Yao Yongyi et al., from Sichuan University mentions an air flow-electrospinning machine in document “Electrospinning Method And Air Flow-Electrospinning Method For Preparing Polysulfone Nanofibers”, wherein, an air passage system is wrapped outside an ordinary single-needle nozzle, and the jet flow is stretched by a resultant force of the electrostatic force and the friction force between the air flow and the polymer jet flow, thereby the fibers spun are refined, however, the structure of the nozzle is complex, which is adverse to industrialized application, and moreover, a set of air supply device needs to be added additionally, thus the cost will be added, and the energy consumption will be large.
Xia Lingtao et al. from Beijing University of Chemical Technology mentions the modification of polypropylene by a super-branched polymer in document “Application Of Super-Branched Polymer In Melt Electrospinning”, thereby the viscosity of polypropylene melt may be lowered, and the fiber spun will be finer.

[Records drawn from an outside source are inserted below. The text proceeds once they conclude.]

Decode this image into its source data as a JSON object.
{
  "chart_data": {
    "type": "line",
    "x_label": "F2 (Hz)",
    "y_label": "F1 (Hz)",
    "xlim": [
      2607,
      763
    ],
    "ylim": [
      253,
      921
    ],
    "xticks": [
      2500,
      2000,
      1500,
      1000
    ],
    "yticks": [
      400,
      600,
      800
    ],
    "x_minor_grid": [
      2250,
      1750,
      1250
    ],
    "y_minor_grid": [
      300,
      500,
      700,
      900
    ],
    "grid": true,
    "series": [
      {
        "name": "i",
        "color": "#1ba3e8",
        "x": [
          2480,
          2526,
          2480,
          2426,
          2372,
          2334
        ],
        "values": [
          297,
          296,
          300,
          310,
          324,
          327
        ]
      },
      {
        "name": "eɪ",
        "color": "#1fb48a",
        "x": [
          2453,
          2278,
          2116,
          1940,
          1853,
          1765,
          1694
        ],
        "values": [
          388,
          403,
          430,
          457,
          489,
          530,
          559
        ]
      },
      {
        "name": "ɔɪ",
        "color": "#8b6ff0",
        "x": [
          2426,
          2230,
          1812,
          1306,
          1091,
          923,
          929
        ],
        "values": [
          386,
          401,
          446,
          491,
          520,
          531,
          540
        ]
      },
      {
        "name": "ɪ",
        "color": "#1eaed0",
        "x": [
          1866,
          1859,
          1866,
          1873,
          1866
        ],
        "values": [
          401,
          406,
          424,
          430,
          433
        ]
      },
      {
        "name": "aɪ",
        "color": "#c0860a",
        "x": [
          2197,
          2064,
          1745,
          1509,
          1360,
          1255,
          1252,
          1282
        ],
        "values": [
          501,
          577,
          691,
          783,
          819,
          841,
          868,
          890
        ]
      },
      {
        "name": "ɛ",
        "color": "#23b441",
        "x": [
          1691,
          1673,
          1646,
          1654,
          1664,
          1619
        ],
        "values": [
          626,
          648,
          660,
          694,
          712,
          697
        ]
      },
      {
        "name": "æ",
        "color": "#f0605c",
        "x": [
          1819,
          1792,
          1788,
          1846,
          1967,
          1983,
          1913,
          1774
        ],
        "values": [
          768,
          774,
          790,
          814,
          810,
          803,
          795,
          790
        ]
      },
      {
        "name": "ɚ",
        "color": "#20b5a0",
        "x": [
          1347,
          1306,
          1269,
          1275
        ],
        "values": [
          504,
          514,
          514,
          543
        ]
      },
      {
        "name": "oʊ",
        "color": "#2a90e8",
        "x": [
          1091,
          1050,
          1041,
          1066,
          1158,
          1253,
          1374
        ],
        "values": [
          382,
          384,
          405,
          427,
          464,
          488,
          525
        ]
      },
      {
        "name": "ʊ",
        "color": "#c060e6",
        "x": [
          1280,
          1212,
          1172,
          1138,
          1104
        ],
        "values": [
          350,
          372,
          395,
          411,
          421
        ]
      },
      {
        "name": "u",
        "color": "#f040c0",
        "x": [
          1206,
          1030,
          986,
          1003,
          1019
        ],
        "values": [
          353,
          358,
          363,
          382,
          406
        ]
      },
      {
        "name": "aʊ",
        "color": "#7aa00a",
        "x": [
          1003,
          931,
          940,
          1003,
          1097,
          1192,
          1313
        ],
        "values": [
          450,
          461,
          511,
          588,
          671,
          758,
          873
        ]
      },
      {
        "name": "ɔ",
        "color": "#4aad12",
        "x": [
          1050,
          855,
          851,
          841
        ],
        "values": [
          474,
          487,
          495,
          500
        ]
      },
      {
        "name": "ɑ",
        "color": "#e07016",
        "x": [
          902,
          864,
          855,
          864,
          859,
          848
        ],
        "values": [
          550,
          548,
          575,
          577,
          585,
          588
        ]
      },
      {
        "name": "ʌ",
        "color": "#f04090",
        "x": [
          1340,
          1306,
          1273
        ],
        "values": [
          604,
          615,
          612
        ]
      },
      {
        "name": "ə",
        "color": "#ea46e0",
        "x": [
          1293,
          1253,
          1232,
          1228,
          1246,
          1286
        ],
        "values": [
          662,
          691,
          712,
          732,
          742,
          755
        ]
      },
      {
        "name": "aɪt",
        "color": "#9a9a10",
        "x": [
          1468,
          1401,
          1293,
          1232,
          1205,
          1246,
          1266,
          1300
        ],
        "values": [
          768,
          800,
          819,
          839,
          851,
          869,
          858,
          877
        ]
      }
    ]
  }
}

At present, the key problem to be solved for melt electrospinning is how to further decrease the micrometer-level fiber diameter to hundred nanometer-level (submicrometer-level) fiber diameter and how to further increase the production efficiency of melt electrospinning for industrialization.
Therefore, the diameter of fibers produced by the existing melt electrospinning device is large, and it is difficult for industrialized application.